Friday, September 28, 2007

THE LOVED ONE by Evelyn Waugh

The Book: Evelyn Waugh, THE LOVED ONE. Dell paperback reprint, 1974. Book is slightly warped and age-stained, but intact.
First read: 1982
Owned since: 1982

I don't remember when I bought this book, but it was probably another Field Day acquisition. I do know that I saw the movie version first, at the Naro Expanded Cinema, though I no longer remember whether I saw it with Adrienne, Steve, Gary or some other group of friends.

Anyway, The Loved One is a satire of mid-20th century Los Angeles that is so sharply observed it's hard to tell what's an exaggeration. Out-of-work British screenwriter Denis Barlow takes a job at a pet cemetery, the Happier Hunting Grounds, that models itself on Whispering Glades, a thinly-disguised Forest Lawn. By strange coincidence, Dennis meets and falls in love with Aimee Thanatogenos, cosmetologist to the dead and apprentice to Whispering Glades' mortician, Mr. Joyboy. Things don't end well, but do they ever?

I had a couple of hours to spare in Westwood yesterday afternoon. Since I'd never been there, I wandered over to Westwood Memorial Park to visit Marilyn Monroe's tomb.

Many of Los Angeles's dead and famous are in Westwood Memorial Park. Don Knotts lies in the shadow, literally, of the Armand Hammer Family crypt. Truman Capote is off to one side, appropriately. Dean Martin and Oscar Levant's tombs face each other across one small columbarium. Walter and Carol Matthau lie side by side. Most disconcerting is a headstone for Ray Bradbury, still very much alive, next to that of his wife, Maggie, who died in 2003.

I have signed my organ donor card and told people that I want to be useful after death. If scientists can do something with my remains, they can have them. But I do see the value of having, at least, a plaque somewhere that reminds survivors of one's time on the planet.

In lieu of something more sentimental, maybe my plaque could read, "Now she knows."

What I Read This Week

I worked on the plane instead of reading, so this week's list is abbreviated.
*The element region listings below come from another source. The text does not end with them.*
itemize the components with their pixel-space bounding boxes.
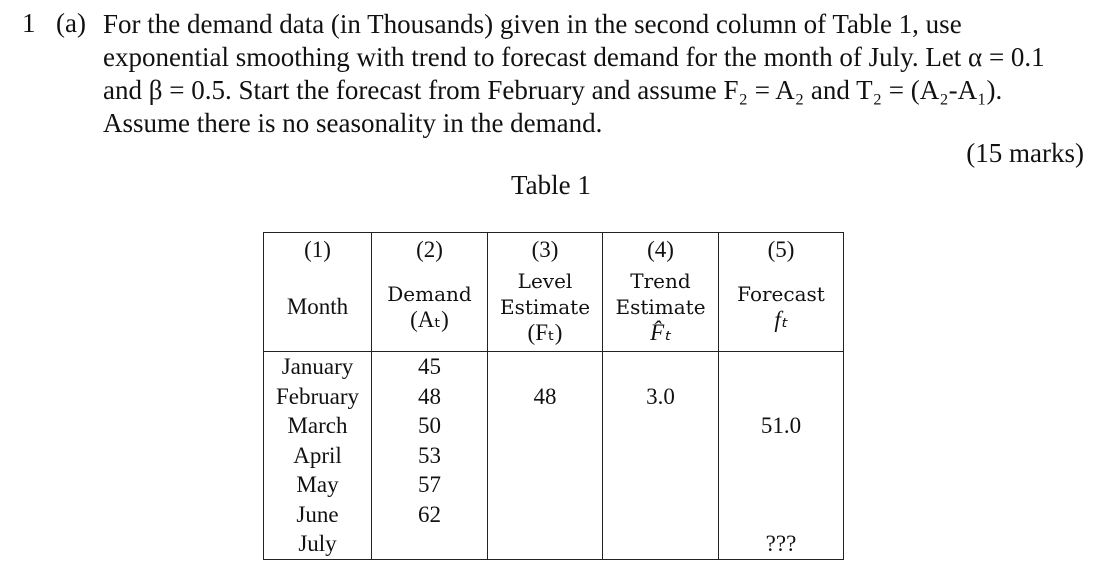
marks-label: (15 marks) — [966, 138, 1084, 168]
column-name: Level Estimate (Fₜ) — [499, 269, 591, 345]
column-number: (2) — [416, 237, 443, 262]
cell-trend — [603, 352, 719, 382]
column-number: (3) — [531, 237, 559, 262]
cell-demand: 62 — [372, 500, 488, 530]
cell-demand: 53 — [372, 441, 488, 471]
column-number: (5) — [767, 237, 795, 262]
cell-trend — [603, 441, 719, 471]
cell-level — [488, 470, 603, 500]
column-name: Month — [286, 294, 349, 319]
question-line: For the demand data (in Thousands) given in the second column of Table 1, use — [103, 9, 962, 39]
table-row — [264, 411, 844, 441]
table-row — [264, 441, 844, 471]
cell-level: 48 — [488, 382, 603, 412]
question-line: Assume there is no seasonality in the demand. — [103, 108, 603, 138]
table-row — [264, 352, 844, 382]
cell-trend: 3.0 — [603, 382, 719, 412]
cell-forecast — [719, 470, 844, 500]
column-symbol: (Aₜ) — [410, 307, 449, 332]
cell-month: June — [264, 500, 372, 530]
cell-forecast: ??? — [719, 529, 844, 559]
cell-trend — [603, 529, 719, 559]
question-number: 1 — [22, 8, 36, 38]
column-number: (4) — [647, 237, 674, 262]
cell-forecast — [719, 500, 844, 530]
cell-month: July — [264, 529, 372, 559]
column-header-level-estimate — [488, 233, 603, 352]
question-line: and β = 0.5. Start the forecast from February and assume F₂ = A₂ and T₂ = (A₂-A₁). — [103, 75, 1003, 105]
column-name: Demand (Aₜ) — [387, 282, 472, 332]
column-header-month — [264, 233, 372, 352]
cell-level — [488, 411, 603, 441]
cell-month: April — [264, 441, 372, 471]
question-part-label: (a) — [56, 8, 86, 38]
table-header-row — [264, 233, 844, 352]
cell-trend — [603, 470, 719, 500]
cell-level — [488, 441, 603, 471]
cell-month: February — [264, 382, 372, 412]
cell-demand: 57 — [372, 470, 488, 500]
cell-demand: 48 — [372, 382, 488, 412]
cell-demand: 45 — [372, 352, 488, 382]
column-header-trend-estimate — [603, 233, 719, 352]
cell-month: May — [264, 470, 372, 500]
cell-month: March — [264, 411, 372, 441]
column-symbol: (Fₜ) — [527, 320, 563, 345]
question-text — [103, 8, 1088, 140]
column-name: Forecast fₜ — [737, 282, 825, 332]
table-caption: Table 1 — [511, 170, 591, 200]
forecast-table — [263, 232, 844, 560]
column-number: (1) — [304, 237, 331, 262]
cell-level — [488, 529, 603, 559]
column-symbol: F̂ₜ — [650, 320, 671, 345]
cell-forecast — [719, 441, 844, 471]
cell-month: January — [264, 352, 372, 382]
cell-demand: 50 — [372, 411, 488, 441]
table-row — [264, 382, 844, 412]
cell-trend — [603, 411, 719, 441]
cell-level — [488, 352, 603, 382]
column-name: Trend Estimate F̂ₜ — [615, 269, 706, 345]
column-header-forecast — [719, 233, 844, 352]
table-row — [264, 500, 844, 530]
cell-forecast — [719, 382, 844, 412]
cell-demand — [372, 529, 488, 559]
table-row — [264, 470, 844, 500]
question-line: exponential smoothing with trend to forecast demand for the month of July. Let α = 0.1 — [103, 42, 1045, 72]
column-header-demand — [372, 233, 488, 352]
column-symbol: fₜ — [774, 307, 788, 332]
cell-trend — [603, 500, 719, 530]
cell-forecast — [719, 352, 844, 382]
table-row — [264, 529, 844, 559]
cell-forecast: 51.0 — [719, 411, 844, 441]
cell-level — [488, 500, 603, 530]
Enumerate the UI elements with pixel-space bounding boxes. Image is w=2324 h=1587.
Joe Hill, 20th Century Ghosts. I liked Joe Hill's first novel, Heart-Shaped Box, and was baffled when a friend gave it a scathing review. As it turns out, this friend had read 20th Century Ghosts first -- and had high expectations for Heart-Shaped Box as a result. I get that, because 20th Century Ghosts, a collection of short fiction, is one of the best books I've read this year. The pieces range from classic ghost stories ("20th Century Ghost") to hard-core horror ("The Black Phone"), to indefinable, joyous surrealism ("Pop Art," a story I loved so much I want to keep it like a stuffed animal). Run, don't walk, to buy this book.

Sarah Langan, The Missing. The evil unleashed in Langan's first novel, The Keeper, spreads to the next town -- and perhaps to the whole world -- in The Missing. The residents of the prosperous central Maine city of Corpus Christi (fictional, though it shares some characteristics with Waterville) become infected with a virus that destroys their souls but not their bodies. It's much more than a zombie novel, and Langan delivers on the promise she showed in The Keeper.